Correlation Between Cref Money and Invesco Municipal
Can any of the company-specific risk be diversified away by investing in both Cref Money and Invesco Municipal at the same time? Although using a correlation coefficient on its own may not help to predict future stock returns, this module helps to understand the diversifiable risk of combining Cref Money and Invesco Municipal into the same portfolio, which is an essential part of the fundamental portfolio management process.
By analyzing existing cross correlation between Cref Money Market and Invesco Municipal Income, you can compare the effects of market volatilities on Cref Money and Invesco Municipal and check how they will diversify away market risk if combined in the same portfolio for a given time horizon. You can also utilize pair trading strategies of matching a long position in Cref Money with a short position of Invesco Municipal. Check out your portfolio center. Please also check ongoing floating volatility patterns of Cref Money and Invesco Municipal.
Diversification Opportunities for Cref Money and Invesco Municipal
-0.02 | Correlation Coefficient |
Good diversification
The 3 months correlation between Cref and Invesco is -0.02. Overlapping area represents the amount of risk that can be diversified away by holding Cref Money Market and Invesco Municipal Income in the same portfolio, assuming nothing else is changed. The correlation between historical prices or returns on Invesco Municipal Income and Cref Money is a relative statistical measure of the degree to which these equity instruments tend to move together. The correlation coefficient measures the extent to which returns on Cref Money Market are associated (or correlated) with Invesco Municipal. Values of the correlation coefficient range from -1 to +1, where. The correlation of zero (0) is possible when the price movement of Invesco Municipal Income has no effect on the direction of Cref Money i.e., Cref Money and Invesco Municipal go up and down completely randomly.

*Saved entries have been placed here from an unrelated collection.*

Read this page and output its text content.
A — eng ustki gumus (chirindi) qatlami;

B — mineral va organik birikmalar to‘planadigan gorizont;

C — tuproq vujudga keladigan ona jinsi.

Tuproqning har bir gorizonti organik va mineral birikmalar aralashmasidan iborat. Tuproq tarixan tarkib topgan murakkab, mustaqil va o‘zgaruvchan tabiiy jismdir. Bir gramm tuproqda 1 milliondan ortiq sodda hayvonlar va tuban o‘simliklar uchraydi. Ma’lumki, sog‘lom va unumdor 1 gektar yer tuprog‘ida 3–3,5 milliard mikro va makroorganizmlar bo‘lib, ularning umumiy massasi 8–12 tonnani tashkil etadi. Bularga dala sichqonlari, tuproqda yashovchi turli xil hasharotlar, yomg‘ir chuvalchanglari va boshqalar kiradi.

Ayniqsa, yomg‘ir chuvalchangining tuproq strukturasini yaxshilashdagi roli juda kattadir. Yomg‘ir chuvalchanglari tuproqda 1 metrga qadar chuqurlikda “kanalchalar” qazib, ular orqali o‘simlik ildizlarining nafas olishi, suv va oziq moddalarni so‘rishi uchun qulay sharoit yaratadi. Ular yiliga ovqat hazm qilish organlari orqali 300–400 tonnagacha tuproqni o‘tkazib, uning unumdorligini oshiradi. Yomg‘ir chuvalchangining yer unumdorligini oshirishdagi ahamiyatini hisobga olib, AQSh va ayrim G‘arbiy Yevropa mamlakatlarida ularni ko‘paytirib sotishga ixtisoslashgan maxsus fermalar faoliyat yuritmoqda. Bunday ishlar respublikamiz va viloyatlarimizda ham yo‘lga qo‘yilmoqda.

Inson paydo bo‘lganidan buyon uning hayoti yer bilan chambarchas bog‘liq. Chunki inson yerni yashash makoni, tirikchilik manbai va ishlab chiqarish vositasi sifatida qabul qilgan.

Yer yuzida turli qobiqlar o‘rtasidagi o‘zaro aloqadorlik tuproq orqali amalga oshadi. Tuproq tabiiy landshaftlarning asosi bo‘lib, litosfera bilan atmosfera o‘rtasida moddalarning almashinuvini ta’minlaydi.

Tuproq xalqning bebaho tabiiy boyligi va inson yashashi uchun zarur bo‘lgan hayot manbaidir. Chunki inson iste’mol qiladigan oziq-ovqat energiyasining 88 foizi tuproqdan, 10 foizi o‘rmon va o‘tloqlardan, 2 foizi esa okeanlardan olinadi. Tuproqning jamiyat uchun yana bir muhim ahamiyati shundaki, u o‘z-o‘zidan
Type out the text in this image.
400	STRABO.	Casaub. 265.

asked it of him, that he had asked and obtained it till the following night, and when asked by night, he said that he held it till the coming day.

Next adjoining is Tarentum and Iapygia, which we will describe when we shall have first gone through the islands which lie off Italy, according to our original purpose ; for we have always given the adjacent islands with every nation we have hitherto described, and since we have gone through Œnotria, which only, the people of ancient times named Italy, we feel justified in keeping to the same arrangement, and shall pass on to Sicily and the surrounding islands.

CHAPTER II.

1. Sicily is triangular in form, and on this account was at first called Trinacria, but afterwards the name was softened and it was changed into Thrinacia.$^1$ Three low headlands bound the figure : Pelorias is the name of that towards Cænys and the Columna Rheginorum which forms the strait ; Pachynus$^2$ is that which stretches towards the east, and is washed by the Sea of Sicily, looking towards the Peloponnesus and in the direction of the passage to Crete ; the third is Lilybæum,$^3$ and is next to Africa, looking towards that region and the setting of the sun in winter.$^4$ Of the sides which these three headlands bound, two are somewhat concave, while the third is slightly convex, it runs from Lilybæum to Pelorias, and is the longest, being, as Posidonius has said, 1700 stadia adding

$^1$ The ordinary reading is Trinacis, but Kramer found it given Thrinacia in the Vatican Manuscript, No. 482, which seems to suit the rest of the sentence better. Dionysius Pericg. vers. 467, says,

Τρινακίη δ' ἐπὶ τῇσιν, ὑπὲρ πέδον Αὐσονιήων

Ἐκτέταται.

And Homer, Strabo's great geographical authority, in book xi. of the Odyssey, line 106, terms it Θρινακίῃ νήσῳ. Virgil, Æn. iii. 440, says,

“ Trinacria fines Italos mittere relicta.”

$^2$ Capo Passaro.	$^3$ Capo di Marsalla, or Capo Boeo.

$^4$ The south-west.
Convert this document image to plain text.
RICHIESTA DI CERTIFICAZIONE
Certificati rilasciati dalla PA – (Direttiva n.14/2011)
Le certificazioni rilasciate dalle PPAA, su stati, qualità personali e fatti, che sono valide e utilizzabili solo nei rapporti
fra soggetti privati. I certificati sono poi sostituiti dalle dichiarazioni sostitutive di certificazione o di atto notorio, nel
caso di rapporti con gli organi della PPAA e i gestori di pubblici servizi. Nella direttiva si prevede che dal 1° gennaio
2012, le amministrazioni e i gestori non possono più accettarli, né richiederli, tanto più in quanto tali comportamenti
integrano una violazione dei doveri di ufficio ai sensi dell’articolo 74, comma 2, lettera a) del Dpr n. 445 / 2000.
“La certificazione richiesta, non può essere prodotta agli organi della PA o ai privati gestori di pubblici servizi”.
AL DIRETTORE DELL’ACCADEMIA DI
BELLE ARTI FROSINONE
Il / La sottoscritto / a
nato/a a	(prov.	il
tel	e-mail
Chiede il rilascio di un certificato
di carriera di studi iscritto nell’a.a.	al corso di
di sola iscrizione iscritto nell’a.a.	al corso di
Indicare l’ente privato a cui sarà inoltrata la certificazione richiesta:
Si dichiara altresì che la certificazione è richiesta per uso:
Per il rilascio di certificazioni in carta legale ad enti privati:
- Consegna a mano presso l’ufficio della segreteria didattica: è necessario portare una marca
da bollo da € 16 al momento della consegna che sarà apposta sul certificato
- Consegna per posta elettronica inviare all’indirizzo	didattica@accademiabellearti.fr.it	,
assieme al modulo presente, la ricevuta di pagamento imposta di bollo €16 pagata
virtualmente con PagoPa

Pair Corralation between Cref Money and Invesco Municipal
Assuming the 90 days trading horizon Cref Money is expected to generate 1.01 times less return on investment than Invesco Municipal. But when comparing it to its historical volatility, Cref Money Market is 11.61 times less risky than Invesco Municipal. It trades about 0.8 of its potential returns per unit of risk. Invesco Municipal Income is currently generating about 0.07 of returns per unit of risk over similar time horizon. If you would invest 1,084 in Invesco Municipal Income on September 19, 2024 and sell it today you would earn a total of 113.00 from holding Invesco Municipal Income or generate 10.42% return on investment over 90 days.
Time Period | 3 Months [change] |
Direction | Moves Against |
Strength | Insignificant |
Accuracy | 97.18% |
Values | Daily Returns |
Cref Money Market vs. Invesco Municipal Income
Performance |
Timeline |
Cref Money Market |
Invesco Municipal Income |
Cref Money and Invesco Municipal Volatility Contrast
Predicted Return Density |
Returns |
Pair Trading with Cref Money and Invesco Municipal
The main advantage of trading using opposite Cref Money and Invesco Municipal positions is that it hedges away some unsystematic risk. Because of two separate transactions, even if Cref Money position performs unexpectedly, Invesco Municipal can make up some of the losses. Pair trading also minimizes risk from directional movements in the market. For example, if an entire industry or sector drops because of unexpected headlines, the short position in Invesco Municipal will offset losses from the drop in Invesco Municipal's long position.Cref Money vs. Vanguard Total Stock | Cref Money vs. Vanguard 500 Index | Cref Money vs. Vanguard Total Stock | Cref Money vs. Vanguard Total Stock |
Invesco Municipal vs. John Hancock Money | Invesco Municipal vs. Cref Money Market | Invesco Municipal vs. Dws Government Money | Invesco Municipal vs. Money Market Obligations |
Check out your portfolio center.Note that this page's information should be used as a complementary analysis to find the right mix of equity instruments to add to your existing portfolios or create a brand new portfolio. You can also try the Idea Breakdown module to analyze constituents of all Macroaxis ideas. Macroaxis investment ideas are predefined, sector-focused investing themes.